One of my favorite all-time films is Francis Ford Coppola’s 1979 classic Apocalypse Now. Towards the beginning of the movie there unfolds a spectacular air attack involving the use of napalm ordinance that incinerates several acres of dense jungle. After witnessing the devastating attack, a shirtless Robert Duvall (brilliantly playing the character Lieutenant Colonel Bill Kilgore) squats down in the sand and delivers this unforgettable line to his soldiers (offensive words removed):
“I love the smell of napalm in the morning. That smell, you know that gasoline smell. It smells like…….victory”.
Developed and used during World War II, the napalm bomb represents a liquid incendiary device used primarily as an anti-personnel weapon. Napalm bombs are composed of two gel-like chemicals: Naphthenic acid and Palmitic acid (forming the word na-palm) mixed with a volatile fuel. During the Vietnam War, napalm bombs were frequently dropped to clear thick jungles or destroy challenging targets.
Unlike conventional bombs, the napalm bomb represented a far more superior weapon to use during warfare. Because it is a liquid explosive, it can spread with tremendous efficiency to overwhelm and incinerate the intended target. Once the device canister ruptures against the earth, the bomb’s chemical agents instantaneously ignite. This chain reaction releases an unimaginable fiery hell with temperatures reaching 1,500-2,200 degrees Fahrenheit. It is a devastating weapon that leaves nothing behind but scorched earth.
On November 16th, my wife and I found out that we had lost our due process hearing case (see blog post dated August 29th). While heartbreaking and devastating, we both knew we had the better case. Without a doubt, we had the better attorney and expert witnesses. Our case was solid and on task. The facts are now abundantly clear: the special education system within California is severely broken and must be repaired immediately. Our state system is managed by lame-duck administrators and overseen by puppet judges. Most due process cases are tilted towards school districts and not the parents. Unfortunately that’s just the way it rolls in California today.

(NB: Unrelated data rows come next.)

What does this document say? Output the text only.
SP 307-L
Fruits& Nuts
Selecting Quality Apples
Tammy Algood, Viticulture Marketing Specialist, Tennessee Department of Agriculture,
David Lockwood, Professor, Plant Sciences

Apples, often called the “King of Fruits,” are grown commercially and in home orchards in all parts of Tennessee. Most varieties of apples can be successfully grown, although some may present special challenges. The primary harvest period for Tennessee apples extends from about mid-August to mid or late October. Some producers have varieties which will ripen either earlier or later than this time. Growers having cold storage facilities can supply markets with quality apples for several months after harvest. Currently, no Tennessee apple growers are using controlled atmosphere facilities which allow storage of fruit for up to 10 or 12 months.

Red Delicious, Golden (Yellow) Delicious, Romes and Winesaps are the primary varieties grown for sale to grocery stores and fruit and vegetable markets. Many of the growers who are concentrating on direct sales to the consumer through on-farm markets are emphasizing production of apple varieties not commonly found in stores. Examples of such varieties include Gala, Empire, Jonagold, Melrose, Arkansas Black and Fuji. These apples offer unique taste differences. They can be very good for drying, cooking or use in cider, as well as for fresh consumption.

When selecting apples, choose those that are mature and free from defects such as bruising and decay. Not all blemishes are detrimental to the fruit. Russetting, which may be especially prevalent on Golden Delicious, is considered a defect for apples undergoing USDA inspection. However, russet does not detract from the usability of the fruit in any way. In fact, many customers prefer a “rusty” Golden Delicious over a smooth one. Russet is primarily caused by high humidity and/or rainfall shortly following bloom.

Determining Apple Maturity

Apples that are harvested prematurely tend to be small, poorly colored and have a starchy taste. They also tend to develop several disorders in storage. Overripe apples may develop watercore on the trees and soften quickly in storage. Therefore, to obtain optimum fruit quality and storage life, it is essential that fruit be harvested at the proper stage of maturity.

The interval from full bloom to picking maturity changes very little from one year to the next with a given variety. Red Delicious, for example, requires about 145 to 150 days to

Court cases are often compared to battles with each side manipulating legal weapons. In my honest opinion, our side had the more superior weapons. Their side clearly did not. We used napalm. They used conventional bombs. We should have won this battle but we didn’t. Fortunately, our biased case has now become public record for all to see. In addition, my wife has been waving a hardcopy of our case around for any interested attorneys to read. Our story needs to be told and heard. We are currently contemplating an appeal.
To further add to the drama, there has been much scandal and upheaval within our school district. Recently, a principal was convicted of using methamphetamines and a district administrator convicted of accounting fraud. In addition to this, our district superintendant abruptly resigned while two new board members were being installed.
Yesterday, my wife also found out that our school is implementing a program called Circle of Friends. This program will be implemented by an inclusion specialist that my wife knows personally and respects. All of this will be funded by the school district and will begin in January. Our school principal is on board with this program and wants our son Jeremy to succeed in his present classroom placement. We might have lost the battle but we might just be winning the war. I’m starting smell the aroma of napalm again.
I’m with you Lieutenant Colonel Kilgore; I also love the smell of napalm…every victorious whiff of it.